Question

How do you solve $9-\dfrac{3}{\dfrac{1}{3}}+1$ ?

Answer 1

Hint:
In the above question, we were asked to simplify $9-\dfrac{3}{\dfrac{1}{3}}+1$ , as you can see that we have to add and subtract the whole number with the fraction. For which we have to solve the fractional part first and then we will add 1 and finally we will subtract that from 9. So let’s solve this problem.
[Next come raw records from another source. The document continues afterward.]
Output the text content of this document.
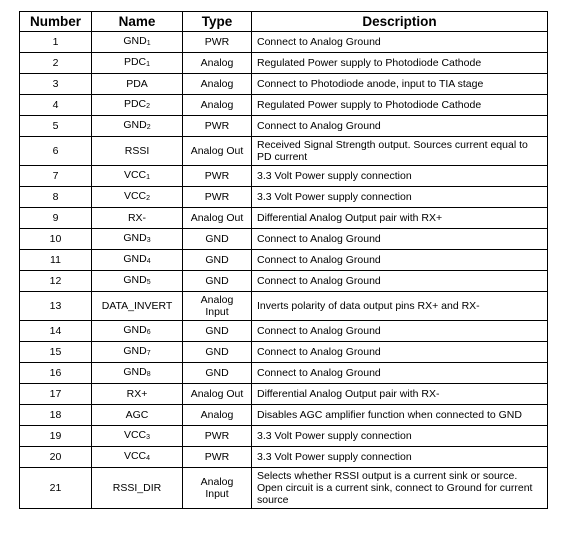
Number	Name	Type	Description
1	$GND_1$	PWR	Connect to Analog Ground
2	$PDC_1$	Analog	Regulated Power supply to Photodiode Cathode
3	PDA	Analog	Connect to Photodiode anode, input to TIA stage
4	$PDC_2$	Analog	Regulated Power supply to Photodiode Cathode
5	$GND_2$	PWR	Connect to Analog Ground
6	RSSI	Analog Out	Received Signal Strength output. Sources current equal to PD current
7	$VCC_1$	PWR	3.3 Volt Power supply connection
8	$VCC_2$	PWR	3.3 Volt Power supply connection
9	RX-	Analog Out	Differential Analog Output pair with RX+
10	$GND_3$	GND	Connect to Analog Ground
11	$GND_4$	GND	Connect to Analog Ground
12	$GND_5$	GND	Connect to Analog Ground
13	DATA_INVERT	Analog Input	Inverts polarity of data output pins RX+ and RX-
14	$GND_6$	GND	Connect to Analog Ground
15	$GND_7$	GND	Connect to Analog Ground
16	$GND_8$	GND	Connect to Analog Ground
17	RX+	Analog Out	Differential Analog Output pair with RX-
18	AGC	Analog	Disables AGC amplifier function when connected to GND
19	$VCC_3$	PWR	3.3 Volt Power supply connection
20	$VCC_4$	PWR	3.3 Volt Power supply connection
21	RSSI_DIR	Analog Input	Selects whether RSSI output is a current sink or source. Open circuit is a current sink, connect to Ground for current source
Complete step by step solution:
In this question, we will first solve the fractional part which is $\dfrac{3}{\dfrac{1}{3}}$ . This fraction can also be written as $3\div \dfrac{1}{3}$
Now, turn $\dfrac{1}{3}$ upside down and multiply
 $\therefore 3\times \dfrac{3}{1}$ = 9
Putting 9 in the place of $\dfrac{3}{\dfrac{1}{3}}$ in our problem, we will get
= 9 – 9 + 1
= 1

Therefore, $9-\dfrac{3}{\dfrac{1}{3}}+1$ = 1

Additional Information:
In this solution, we got an improper fraction which is $\dfrac{9}{1}$. But there are other forms of fractions as well like faction, unlike fraction, mixed fraction, equivalent fraction, and a proper fraction.

Note:
In the above solution, we have first solved $\dfrac{3}{\dfrac{1}{3}}$. It can also be solved in another way. Suppose we have to solve $\dfrac{\dfrac{a}{b}}{\dfrac{c}{d}}$. We know that $\dfrac{\dfrac{a}{b}}{\dfrac{c}{d}}=\dfrac{a\times d}{b\times c}$. Our problem was $\dfrac{3}{\dfrac{1}{3}}$, here the numerator 3 has no denominator which means that it has 1 as the denominator. So it becomes $\dfrac{\dfrac{3}{1}}{\dfrac{1}{3}}$ which is $\dfrac{3\times 3}{1\times 1}$. Therefore, we concluded that $\dfrac{3}{\dfrac{1}{3}}$ is equal to 9.